Now, with the final right here, it’s the real show. Time to finally reap the rewards of all the work we’ve put into the last six weeks.
I don’t need much external motivation to get me amped, but if I do want to get inspired, I’ll watch the Beyoncé Homecoming documentary. I get so into it. During quarantine this spring, Natalie Hinds and I watched it at least three times. It pumped us up and got our emotions going – and just listening to a woman is so sick like that. That’s why I love listening to female rappers like Nicki Minaj, Megan Thee Stallion, and Doja Cat — I can relate to their music more.
I’m one of the team captains for Cali Condors, along with Caeleb Dressel. The other day we did interviews where a producer asked Caeleb a bunch of questions, and then 30 minutes later he asked me the same questions. One of the questions was what we admire about each other.

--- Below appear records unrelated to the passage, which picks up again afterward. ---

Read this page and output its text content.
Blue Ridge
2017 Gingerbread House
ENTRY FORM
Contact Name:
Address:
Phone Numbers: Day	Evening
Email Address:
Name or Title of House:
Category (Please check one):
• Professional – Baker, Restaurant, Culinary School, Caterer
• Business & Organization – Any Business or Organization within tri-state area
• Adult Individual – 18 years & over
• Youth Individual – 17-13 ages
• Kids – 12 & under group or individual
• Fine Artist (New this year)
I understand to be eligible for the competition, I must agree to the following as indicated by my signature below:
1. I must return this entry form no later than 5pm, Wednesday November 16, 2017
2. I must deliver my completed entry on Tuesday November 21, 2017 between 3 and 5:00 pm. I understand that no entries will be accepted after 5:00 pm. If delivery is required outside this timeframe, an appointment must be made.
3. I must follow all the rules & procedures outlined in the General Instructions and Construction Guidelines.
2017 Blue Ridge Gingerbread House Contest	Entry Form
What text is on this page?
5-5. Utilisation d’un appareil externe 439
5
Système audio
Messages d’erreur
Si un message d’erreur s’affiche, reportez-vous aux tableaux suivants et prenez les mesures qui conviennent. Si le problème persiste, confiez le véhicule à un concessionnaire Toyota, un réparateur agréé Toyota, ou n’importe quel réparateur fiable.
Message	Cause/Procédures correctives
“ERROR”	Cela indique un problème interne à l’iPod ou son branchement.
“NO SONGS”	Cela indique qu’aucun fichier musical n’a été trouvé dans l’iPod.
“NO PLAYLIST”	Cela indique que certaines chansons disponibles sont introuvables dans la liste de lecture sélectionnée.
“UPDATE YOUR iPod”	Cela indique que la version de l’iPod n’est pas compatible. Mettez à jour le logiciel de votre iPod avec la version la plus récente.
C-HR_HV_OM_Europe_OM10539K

With Caeleb, he has this distinct on and off switch. He knows when to turn it on, and he knows when to turn it off. When he’s on the pool deck – more so at practice than even at meets – he turns it on. He’s chatting with everybody, he’s ready to go, he’s totally focused. The way he carries himself and how he trains and what he expects from others is inspiring because he wants everyone to be on the same page. So everyone implicitly knows they have to either get on that page, or kick rocks. And then as soon as he’s off the deck back at the hotel he turns the switch off.
After I told the producer all this about Caeleb, he told me that Caeleb had said the same thing about me.
As captains, we’re trying to make everyone feel comfortable and included. We don’t say anything explicitly to our team. We show better than we tell, especially Caeleb.
I love that this team is so close. We want to see each and every person succeed, and that’s why we’re scoring all these points, that’s why we’re undefeated going into the final. I just love that everyone is able to spend time with each other and is jiving together. I hope everyone feels like we can go out there and win this whole thing. And we can – we’re all professional athletes here, and we just have to do our jobs – for our team more than for ourselves.
A friend sent me a message on Instagram, and he said that watching Cali Condors in the ready room before races, where we’re talkative and chatty and having a good time, he said it was a noticeable distinction from other teams. And though it’s a fine line – we take ourselves seriously – at that point, the work has already been done and you do whatever you need to do to get in the right mindset. For us that means we’re relaxed, and we’re just ready to rip.
I’m already feeling excitement in my chest thinking about the final this weekend. I’m visualizing the next couple days and I’m just excited for us to come together us a team and shoot out of that cannon and just go. There are a lot of special people on this team – we have some superstars, but it’s all about the team. And every person matters, every point matters, every placement matters. It’s going to be really fun. And hopefully a great end to a year that has taken quite a few twists and turns. I hope that we bring a sense of entertainment to the swimming community, because at the end of the day, this is made to be fun.
When this season of the ISL is over in a few days, I’m looking forward to going home to Illinois and spending time with my family. And then it’ll be back to work. I’ll carry this momentum of racing into the next calendar year, into Olympic Trials next June and into Tokyo in July. I talked about this before but practicing the mental and emotional aspects of racing, fine-tuning things, and continually learning at a very accelerated rate has been so beneficial. And it created this fire within me that will keep me motivated and moving forward and pushing toward the next race.